The new right to life.
This is an editorial by ROGER PILON who is a Republican and no friend to Democrats. It’s an interesting read.
Written by GussThe wheels of justice turn slowly, especially for the dying. On Tuesday the D.C. Circuit, sitting en banc, reversed a 15-month-old decision by a panel of the court that had recognized a constitutional right of terminally ill patients to access potentially life-saving drugs not yet finally approved by the Food and Drug Administration. Given the poor quality of Tuesday’s opinion in Abigail Alliance for Better Access to Developmental Drugs v. Eschenbach — “startling,” said the dissent — one wonders why it took so long. The opinion’s one virtue is that it brings out clearly how far modern “constitutional law” has strayed from the Constitution, a document written to protect liberty, not federal regulatory schemes.
Represented by the Washington Legal Foundation, Abigail Alliance is named for Abigail Burroughs, a 21-year-old college student who died of cancer in 2001. Their argument could not be more simple or straightforward, nor could Tuesday’s dissent, written by Judge Judith Rogers and joined by Chief Judge Douglas Ginsburg, the majority in the earlier opinion. Citing the Fifth Amendment’s right to life, the Ninth Amendment’s assurance to the Constitution’s ratifiers that the rights retained by the people far exceed those named in the document, and the Supreme Court’s “fundamental rights” jurisprudence, Judge Rogers argued that the right to life, the right to self-preservation, and the right against interference with those rights — which the FDA is guilty of — are of one piece. They are deeply rooted in common law and the nation’s history and traditions, implicit in the concept of ordered liberty, and thus “fundamental.”
Indeed, it is startling, she noted, that the rights “to marry, to fornicate, to have children, to control the education and upbringing of children, to perform varied sexual acts in private, and to control one’s own body have all been deemed fundamental, but the right to try to save one’s life is left out in the cold despite its textual anchor in the right to life.” Because the rights at issue here are “fundamental,” she concluded, the court must apply, in judicial parlance, “strict scrutiny.” The burden is on the FDA to show why its interference is justified — to show that its regulatory interests are compelling and its means narrowly tailored to serve those interests.
There, precisely, is where Tuesday’s majority demurred.
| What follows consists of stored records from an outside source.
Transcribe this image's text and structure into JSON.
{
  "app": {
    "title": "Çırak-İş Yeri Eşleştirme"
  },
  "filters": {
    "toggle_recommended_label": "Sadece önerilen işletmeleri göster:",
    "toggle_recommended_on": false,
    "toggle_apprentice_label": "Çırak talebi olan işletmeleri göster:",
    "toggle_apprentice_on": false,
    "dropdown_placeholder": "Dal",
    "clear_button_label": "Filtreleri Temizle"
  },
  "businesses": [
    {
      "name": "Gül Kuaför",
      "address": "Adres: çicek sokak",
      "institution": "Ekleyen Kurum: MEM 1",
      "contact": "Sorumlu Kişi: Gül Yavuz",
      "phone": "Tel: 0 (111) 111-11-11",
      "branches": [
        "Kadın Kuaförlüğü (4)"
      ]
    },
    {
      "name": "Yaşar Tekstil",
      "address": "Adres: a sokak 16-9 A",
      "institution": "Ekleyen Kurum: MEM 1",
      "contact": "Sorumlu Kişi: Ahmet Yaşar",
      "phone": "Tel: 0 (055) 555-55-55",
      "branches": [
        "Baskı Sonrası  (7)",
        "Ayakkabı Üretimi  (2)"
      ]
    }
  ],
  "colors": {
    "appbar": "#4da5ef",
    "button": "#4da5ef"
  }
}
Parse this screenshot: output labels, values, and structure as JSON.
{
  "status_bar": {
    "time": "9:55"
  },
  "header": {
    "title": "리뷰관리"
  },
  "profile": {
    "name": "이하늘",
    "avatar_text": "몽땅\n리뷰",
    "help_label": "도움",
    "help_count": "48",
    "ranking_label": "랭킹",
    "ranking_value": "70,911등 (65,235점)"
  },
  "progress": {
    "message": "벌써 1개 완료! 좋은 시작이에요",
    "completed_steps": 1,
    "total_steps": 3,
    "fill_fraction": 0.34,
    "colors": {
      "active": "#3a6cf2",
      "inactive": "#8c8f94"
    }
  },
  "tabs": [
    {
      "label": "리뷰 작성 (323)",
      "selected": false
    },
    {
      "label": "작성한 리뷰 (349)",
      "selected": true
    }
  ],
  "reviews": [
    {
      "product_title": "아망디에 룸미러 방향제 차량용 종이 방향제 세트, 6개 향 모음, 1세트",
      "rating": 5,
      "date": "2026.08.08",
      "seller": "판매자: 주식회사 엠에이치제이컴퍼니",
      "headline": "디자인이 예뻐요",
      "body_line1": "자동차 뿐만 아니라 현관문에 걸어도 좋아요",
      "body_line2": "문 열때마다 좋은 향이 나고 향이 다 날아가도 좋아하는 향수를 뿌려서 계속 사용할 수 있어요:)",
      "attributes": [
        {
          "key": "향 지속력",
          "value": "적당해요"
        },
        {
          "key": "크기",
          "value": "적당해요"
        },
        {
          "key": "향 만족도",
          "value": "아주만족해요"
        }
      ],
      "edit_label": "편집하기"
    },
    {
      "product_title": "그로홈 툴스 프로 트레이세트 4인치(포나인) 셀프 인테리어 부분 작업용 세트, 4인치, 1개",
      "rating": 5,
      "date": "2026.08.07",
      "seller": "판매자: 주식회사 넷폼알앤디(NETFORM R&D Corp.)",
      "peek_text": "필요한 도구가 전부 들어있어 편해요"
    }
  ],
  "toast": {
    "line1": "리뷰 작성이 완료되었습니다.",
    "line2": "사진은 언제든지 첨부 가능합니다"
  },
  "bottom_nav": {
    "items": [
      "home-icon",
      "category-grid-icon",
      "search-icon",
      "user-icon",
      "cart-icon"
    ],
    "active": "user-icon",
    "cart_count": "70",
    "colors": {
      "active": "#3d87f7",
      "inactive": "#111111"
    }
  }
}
In a long footnote, Judge Thomas Griffith, who had dissented in the earlier opinion but wrote now for the majority, recast the right at issue as “the right to access experimental and unproven drugs in an attempt to save one’s life.” Through such “tragic wordplay,” as the dissent put it, the right ceases to be “fundamental,” under Supreme Court precedents, because it is “not deeply rooted in the Nation’s history and traditions.”




I agree with the dissenters, but it was too late to save the girl’s life anyway. If someone wants to use an unapproved experimental drug to try to save his or her life he or she should be able to do it. It doesn’t have to go on the market for everyone to use, but in cases where the patient is grasping at straws to live it should be allowed.